In chapter 2, she explains how the NFB is “rooted in an empire communications strategy” (44) imported from its British counterpart. Thus, the early goal of the NFB was nation building, as well as resisting the threat of Americanization posed by radio. Documentary film gave Canadians of all backgrounds and from all regions of the country a unified view of Canada. In chapter 3, she contends that the NFB films are a form of “welfare state technology” (72). That is, the NFB uses documentary film to educate people and mold them into the type of citizens the state wants them to be. Many early films used difference to promote unity, for example the idea that all Canadians are immigrants or that Canadians from different regions each contribute something essential to the country as a whole. In chapter 4, she discusses how, as World War II ended and the Cold War began, the NFB’s vision changed from educating immigrants about Canada to positioning Canada with respect to the rest of the world.

In chapters five through seven, Druick illustrates how, even though the output of the NFB has changed over the years, its underlying mandate—to support and promote state policy—has remained the same. In chapter 5, she looks at how NFB documentaries were used to model citizenship to the population during the 1950s. NFB films were designed to consciously manipulate the public into being good citizens. In chapter 6, she discusses how NFB documentary discourse shifted from nation building to identity politics in the 1960s. The new program Challenge for Change / Société nouvelle was developed with the idea of empowering disenfranchised groups by encouraging their participation in filmmaking. While the shift in tone was significant, Druick argues that it was consistent with the shift in policy at the federal level, that is, from a discourse of assimilation in the 1950s to one of multiculturalism as Canada moved into the 1980s.

In chapter 7, she links the shift in filmmaking in the 1980s to the simultaneous shift in the social sciences toward autobiographical methods. The NFB’s mandate became giving filmmakers from disadvantaged groups a place to work without having to worry about commercial pressure. Druick argues that giving voice to different groups of Canadians served a dual purpose from the state’s perspective: it suited the tolerant, non-discriminatory image of Canada that the government wished to project to the world and it neutralized potential radicalism because marginalized groups could use film to comment on their situations instead of physical protest.

The idea that governmentality pervades all the NFB films, even ones that appear radical, is perhaps the most controversial aspect of Druick’s argument. While it would be relatively easy for today’s viewer to pick up on the manipulation of the population embedded in the early films, this is because the 2009 perspective of Canada is quite a different view of the country than that of 1949 or 1959. As Druick ably demonstrates in Projecting Canada, government policies change. By 2039, Canadians may be able to see the presence of governmentality in 2009 films as easily as in films from the 1940s and 1950s.

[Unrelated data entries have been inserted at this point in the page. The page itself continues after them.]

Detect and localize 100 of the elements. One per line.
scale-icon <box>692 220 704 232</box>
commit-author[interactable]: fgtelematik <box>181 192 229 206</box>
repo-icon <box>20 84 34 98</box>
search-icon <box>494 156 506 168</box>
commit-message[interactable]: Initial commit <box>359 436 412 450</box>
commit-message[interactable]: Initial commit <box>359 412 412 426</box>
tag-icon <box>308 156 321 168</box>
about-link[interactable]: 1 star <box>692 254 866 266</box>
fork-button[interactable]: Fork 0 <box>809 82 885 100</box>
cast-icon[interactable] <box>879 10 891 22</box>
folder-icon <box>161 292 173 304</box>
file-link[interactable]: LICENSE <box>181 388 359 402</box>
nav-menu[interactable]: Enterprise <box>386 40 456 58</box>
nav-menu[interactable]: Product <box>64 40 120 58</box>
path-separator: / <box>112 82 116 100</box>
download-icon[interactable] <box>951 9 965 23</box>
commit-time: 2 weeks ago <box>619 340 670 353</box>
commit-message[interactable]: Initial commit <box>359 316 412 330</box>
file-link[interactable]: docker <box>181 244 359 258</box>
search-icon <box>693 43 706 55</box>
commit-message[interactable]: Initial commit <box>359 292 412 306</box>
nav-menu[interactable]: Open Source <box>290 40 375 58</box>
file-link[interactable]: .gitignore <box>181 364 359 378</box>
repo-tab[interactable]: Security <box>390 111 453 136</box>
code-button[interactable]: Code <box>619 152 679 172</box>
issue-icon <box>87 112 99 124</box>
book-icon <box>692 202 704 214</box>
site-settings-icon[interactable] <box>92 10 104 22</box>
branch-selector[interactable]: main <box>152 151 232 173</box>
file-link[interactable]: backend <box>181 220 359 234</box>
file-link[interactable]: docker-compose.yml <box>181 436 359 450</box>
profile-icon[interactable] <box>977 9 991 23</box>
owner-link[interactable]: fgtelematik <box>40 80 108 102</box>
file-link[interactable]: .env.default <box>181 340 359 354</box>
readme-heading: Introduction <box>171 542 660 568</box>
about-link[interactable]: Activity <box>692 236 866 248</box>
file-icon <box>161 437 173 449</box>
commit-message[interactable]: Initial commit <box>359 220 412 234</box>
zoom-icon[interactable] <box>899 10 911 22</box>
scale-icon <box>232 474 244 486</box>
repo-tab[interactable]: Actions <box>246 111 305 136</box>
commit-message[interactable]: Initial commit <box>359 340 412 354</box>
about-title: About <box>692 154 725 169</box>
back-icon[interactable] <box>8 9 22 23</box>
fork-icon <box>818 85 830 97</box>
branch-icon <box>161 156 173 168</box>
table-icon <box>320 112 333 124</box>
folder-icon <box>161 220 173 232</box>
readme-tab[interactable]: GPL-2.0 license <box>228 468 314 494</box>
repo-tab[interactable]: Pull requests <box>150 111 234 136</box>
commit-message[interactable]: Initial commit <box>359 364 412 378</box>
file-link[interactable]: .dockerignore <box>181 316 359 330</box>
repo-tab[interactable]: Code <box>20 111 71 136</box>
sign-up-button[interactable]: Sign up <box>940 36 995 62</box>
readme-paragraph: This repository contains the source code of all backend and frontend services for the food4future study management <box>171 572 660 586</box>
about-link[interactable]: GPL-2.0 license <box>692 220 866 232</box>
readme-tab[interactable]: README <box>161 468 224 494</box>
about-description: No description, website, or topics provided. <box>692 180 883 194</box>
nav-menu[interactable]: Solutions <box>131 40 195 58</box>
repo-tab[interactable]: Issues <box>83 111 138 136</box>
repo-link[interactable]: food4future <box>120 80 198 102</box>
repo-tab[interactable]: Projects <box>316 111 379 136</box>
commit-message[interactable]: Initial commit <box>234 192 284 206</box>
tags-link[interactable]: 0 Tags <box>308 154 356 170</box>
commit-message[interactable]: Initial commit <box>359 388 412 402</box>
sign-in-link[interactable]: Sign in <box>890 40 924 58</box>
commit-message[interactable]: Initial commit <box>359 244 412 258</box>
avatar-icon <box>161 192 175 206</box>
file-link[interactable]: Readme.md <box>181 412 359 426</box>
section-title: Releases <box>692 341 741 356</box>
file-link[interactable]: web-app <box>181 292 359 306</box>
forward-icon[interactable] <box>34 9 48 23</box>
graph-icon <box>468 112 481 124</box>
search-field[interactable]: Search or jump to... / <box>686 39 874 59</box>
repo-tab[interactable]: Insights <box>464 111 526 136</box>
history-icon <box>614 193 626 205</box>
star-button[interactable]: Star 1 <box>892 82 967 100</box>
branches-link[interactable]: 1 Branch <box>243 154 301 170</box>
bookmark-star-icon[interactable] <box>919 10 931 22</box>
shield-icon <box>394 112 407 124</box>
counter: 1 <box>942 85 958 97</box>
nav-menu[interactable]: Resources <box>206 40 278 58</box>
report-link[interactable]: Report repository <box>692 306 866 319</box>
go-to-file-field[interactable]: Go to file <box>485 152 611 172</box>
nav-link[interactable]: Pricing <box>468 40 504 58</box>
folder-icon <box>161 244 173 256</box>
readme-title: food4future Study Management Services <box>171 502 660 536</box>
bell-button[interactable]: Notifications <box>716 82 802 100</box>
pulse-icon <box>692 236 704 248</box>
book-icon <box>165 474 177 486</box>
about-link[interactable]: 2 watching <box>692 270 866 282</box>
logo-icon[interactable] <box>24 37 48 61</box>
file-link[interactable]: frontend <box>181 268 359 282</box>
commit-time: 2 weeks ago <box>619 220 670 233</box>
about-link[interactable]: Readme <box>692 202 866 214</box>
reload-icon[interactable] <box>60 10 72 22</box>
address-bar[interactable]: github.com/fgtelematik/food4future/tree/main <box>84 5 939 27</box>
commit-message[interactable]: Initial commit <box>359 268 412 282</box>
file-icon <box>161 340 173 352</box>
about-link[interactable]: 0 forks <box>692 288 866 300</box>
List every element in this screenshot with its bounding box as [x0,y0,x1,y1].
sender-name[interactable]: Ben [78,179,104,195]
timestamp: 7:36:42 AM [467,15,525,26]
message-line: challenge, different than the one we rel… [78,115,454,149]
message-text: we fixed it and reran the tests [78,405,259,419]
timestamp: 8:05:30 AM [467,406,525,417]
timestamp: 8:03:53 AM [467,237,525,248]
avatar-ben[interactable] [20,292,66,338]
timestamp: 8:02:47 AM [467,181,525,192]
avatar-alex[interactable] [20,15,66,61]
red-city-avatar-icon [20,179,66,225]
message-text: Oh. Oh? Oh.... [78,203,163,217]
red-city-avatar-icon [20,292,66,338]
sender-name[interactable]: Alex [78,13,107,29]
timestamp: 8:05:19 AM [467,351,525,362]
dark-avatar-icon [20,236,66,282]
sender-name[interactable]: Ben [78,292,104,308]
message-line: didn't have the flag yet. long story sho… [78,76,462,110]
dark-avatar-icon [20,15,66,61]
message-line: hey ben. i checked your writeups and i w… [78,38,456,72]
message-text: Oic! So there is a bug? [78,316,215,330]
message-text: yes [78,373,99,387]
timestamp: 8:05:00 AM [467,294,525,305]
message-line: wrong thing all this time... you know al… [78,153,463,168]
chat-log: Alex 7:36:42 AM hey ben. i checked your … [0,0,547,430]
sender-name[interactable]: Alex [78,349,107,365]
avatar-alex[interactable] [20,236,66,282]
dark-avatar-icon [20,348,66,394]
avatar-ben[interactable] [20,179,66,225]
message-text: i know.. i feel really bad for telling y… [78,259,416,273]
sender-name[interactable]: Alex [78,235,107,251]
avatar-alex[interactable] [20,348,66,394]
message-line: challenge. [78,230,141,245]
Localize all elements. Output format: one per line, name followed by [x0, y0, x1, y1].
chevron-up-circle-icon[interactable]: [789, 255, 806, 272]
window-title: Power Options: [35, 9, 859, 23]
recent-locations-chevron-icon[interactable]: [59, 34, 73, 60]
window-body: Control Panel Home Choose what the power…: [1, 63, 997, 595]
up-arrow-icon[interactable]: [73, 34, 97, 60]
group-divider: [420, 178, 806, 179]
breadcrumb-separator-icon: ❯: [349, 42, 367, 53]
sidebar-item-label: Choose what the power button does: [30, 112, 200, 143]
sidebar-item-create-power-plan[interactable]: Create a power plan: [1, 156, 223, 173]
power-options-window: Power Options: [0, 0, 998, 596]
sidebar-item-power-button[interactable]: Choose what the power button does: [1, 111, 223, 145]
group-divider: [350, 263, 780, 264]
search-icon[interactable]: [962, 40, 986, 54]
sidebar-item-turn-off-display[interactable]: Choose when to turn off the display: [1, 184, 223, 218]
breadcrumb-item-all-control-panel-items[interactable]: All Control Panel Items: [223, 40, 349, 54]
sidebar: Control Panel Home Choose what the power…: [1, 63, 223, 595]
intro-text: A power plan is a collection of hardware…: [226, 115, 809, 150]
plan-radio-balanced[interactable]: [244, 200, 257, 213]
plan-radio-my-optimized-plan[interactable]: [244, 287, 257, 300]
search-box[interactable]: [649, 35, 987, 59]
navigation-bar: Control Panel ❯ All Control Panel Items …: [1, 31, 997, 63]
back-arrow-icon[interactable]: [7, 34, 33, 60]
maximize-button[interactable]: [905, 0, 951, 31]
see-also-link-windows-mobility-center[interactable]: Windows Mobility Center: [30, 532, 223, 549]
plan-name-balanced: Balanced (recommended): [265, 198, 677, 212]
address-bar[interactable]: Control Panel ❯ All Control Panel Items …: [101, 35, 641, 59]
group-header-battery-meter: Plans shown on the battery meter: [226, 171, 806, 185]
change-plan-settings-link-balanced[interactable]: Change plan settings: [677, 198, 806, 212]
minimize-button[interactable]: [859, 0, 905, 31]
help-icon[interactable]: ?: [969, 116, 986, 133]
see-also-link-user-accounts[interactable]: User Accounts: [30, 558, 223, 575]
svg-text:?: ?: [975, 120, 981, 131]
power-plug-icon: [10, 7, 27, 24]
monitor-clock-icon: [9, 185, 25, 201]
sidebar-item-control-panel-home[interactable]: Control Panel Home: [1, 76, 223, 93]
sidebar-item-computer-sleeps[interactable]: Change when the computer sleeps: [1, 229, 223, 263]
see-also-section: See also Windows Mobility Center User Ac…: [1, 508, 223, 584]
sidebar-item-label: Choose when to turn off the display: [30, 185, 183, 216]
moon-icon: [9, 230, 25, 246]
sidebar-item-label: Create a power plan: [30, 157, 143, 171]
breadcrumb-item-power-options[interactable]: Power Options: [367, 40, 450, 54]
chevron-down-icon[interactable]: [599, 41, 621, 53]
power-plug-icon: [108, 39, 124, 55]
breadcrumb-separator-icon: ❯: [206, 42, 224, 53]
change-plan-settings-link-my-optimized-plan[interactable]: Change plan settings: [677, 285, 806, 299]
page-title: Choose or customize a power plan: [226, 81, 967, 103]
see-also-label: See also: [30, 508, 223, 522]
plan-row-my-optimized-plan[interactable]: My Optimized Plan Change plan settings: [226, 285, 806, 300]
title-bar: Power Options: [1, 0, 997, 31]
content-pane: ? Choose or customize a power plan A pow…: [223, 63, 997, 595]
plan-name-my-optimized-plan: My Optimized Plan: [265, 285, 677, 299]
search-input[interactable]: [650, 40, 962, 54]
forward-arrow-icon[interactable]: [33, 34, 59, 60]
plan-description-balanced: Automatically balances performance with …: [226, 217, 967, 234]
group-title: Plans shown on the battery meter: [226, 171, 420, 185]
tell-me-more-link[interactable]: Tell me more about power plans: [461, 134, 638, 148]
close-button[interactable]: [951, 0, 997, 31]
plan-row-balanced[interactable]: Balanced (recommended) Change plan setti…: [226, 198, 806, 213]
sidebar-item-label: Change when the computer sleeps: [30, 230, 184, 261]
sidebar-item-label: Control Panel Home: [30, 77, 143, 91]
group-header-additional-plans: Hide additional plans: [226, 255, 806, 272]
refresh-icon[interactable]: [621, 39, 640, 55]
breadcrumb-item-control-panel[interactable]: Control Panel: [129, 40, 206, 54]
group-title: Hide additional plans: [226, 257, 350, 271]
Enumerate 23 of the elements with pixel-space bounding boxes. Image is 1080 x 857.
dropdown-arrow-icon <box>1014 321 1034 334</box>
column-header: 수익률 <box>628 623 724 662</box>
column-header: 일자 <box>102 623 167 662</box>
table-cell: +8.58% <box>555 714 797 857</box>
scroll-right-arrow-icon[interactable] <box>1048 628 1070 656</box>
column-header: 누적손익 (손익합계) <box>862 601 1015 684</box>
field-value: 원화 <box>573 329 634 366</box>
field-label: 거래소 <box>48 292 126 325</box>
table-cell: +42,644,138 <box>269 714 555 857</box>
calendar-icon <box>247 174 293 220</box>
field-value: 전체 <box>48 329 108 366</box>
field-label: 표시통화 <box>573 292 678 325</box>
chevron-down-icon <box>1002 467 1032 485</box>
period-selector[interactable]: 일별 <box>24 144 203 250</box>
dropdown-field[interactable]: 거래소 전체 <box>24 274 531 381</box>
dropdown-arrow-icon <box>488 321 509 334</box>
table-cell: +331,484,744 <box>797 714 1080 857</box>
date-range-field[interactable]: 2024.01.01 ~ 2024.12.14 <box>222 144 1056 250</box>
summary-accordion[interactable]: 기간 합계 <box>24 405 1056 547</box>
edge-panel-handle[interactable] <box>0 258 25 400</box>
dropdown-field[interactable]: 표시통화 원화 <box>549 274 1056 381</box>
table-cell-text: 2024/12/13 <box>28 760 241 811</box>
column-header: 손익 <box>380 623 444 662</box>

While it may be questionable whether today’s NFB mandate is as effective at manipulating the population as the mandates of the mid-twentieth century, nevertheless Druick opens up a space for dialogue on Canadian culture and film policy by positioning the NFB as an agent of governmentality, rather than a neutral agency. Just as important is that, like her theoretical muses Foucault and Bakhtin, Druick has developed an interpretive framework that can be adapted to other state-sponsored cultural projects and other countries.